The bad news is that ocular allergies affect a large percentage of your patient population. The good news is that ocular allergies affect a large percentage of your patient population.
Allergic conjunctivitis is an ocular disease that optometrists can diagnose and treat. The best news about this condition is that you do not have to invest in any expensive instrumentation besides your slit lamp to care for these patients. In addition, these patients are loyal to your practice because you are alleviating their allergy symptoms and will continue to return every year because allergic conjunctivitis is typically a chronic condition that returns year after year.
Beyond providing care, here is what you (and your staff) need to know about coding and billing for this treatment.
Diagnosis codes for allergic ocular disease includes the following:
370.32 Limbal and corneal involvement in vernal conjunctivitis
372.05 Acute atopic conjunctivitis
372.13 Vernal conjunctivitis
372.14 Chronic allergic conjunctivitis
373.32 Dermatitis of eyelid, contact and allergic
All of these diagnosis codes are acceptable billing codes for External Ocular Photography 92285 which has an average Medicare allowable of $23 and is a bilateral procedure. External ocular photography is billable when it is used to measure the progress or deterioration of ocular tissue associated with ocular allergic disease.

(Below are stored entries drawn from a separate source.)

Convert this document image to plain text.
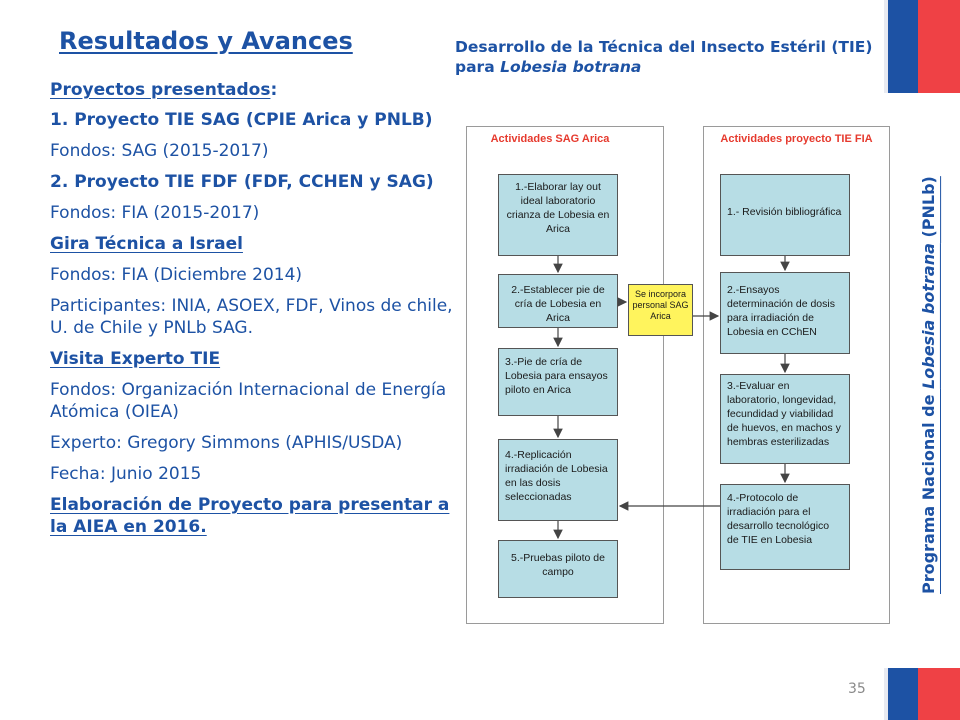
Resultados y Avances	Desarrollo de la Técnica del Insecto Estéril (TIE) para Lobesia botrana

Proyectos presentados:

1. Proyecto TIE SAG (CPIE Arica y PNLB)

Fondos: SAG (2015-2017)

2. Proyecto TIE FDF (FDF, CCHEN y SAG)

Fondos: FIA (2015-2017)

Gira Técnica a Israel

Fondos: FIA (Diciembre 2014)

Participantes: INIA, ASOEX, FDF, Vinos de chile, U. de Chile y PNLb SAG.

Visita Experto TIE

Fondos: Organización Internacional de Energía Atómica (OIEA)

Experto: Gregory Simmons (APHIS/USDA)

Fecha: Junio 2015

Elaboración de Proyecto para presentar a la AIEA en 2016.

Actividades SAG Arica	Actividades proyecto TIE FIA
1.-Elaborar lay out ideal laboratorio crianza de Lobesia en Arica
2.-Establecer pie de cría de Lobesia en Arica
3.-Pie de cría de Lobesia para ensayos piloto en Arica
4.-Replicación irradiación de Lobesia en las dosis seleccionadas
5.-Pruebas piloto de campo
Se incorpora personal SAG Arica
1.- Revisión bibliográfica
2.-Ensayos determinación de dosis para irradiación de Lobesia en CChEN
3.-Evaluar en laboratorio, longevidad, fecundidad y viabilidad de huevos, en machos y hembras esterilizadas
4.-Protocolo de irradiación para el desarrollo tecnológico de TIE en Lobesia	Programa Nacional de Lobesia botrana (PNLb)
35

Two Major Categories of Allergic Conjunctivitis
Allergic conjunctivitis is divided into two major categories: seasonal allergic conjunctivitis (SAC) and perennial allergic conjunctivitis (PAC). SAC and PAC are triggered by an immune reaction involving a sensitized individual and an allergen. Ideally, if an individual can pinpoint what they are allergic to and avoid it then their symptoms will be minimal. However, if they are experiencing ocular symptoms they may need the care of their optometrist.
The main difference between SAC and PAC is the timing of the symptoms
Patients with SAC experience symptoms for a short period of time. They may be bothered in the spring by tree pollen, in the summer by grass pollen, or in the fall by weed pollen. Generally, their symptoms resolve during other times of the year, especially in the winter. Patients with PAC experience symptoms throughout the year. Instead of outdoor allergens, they have problems with indoor allergens, such as dust mites and pet dander. Seasonal outdoor allergens may worsen their complaints if they are sensitive to them as well.
If a patient presents with allergic conjunctivitis you should attempt to determine whether it is seasonal or perennial to better decide how often you need to see the patient. A good history of previous episodes or evaluating current symptoms will help you decide.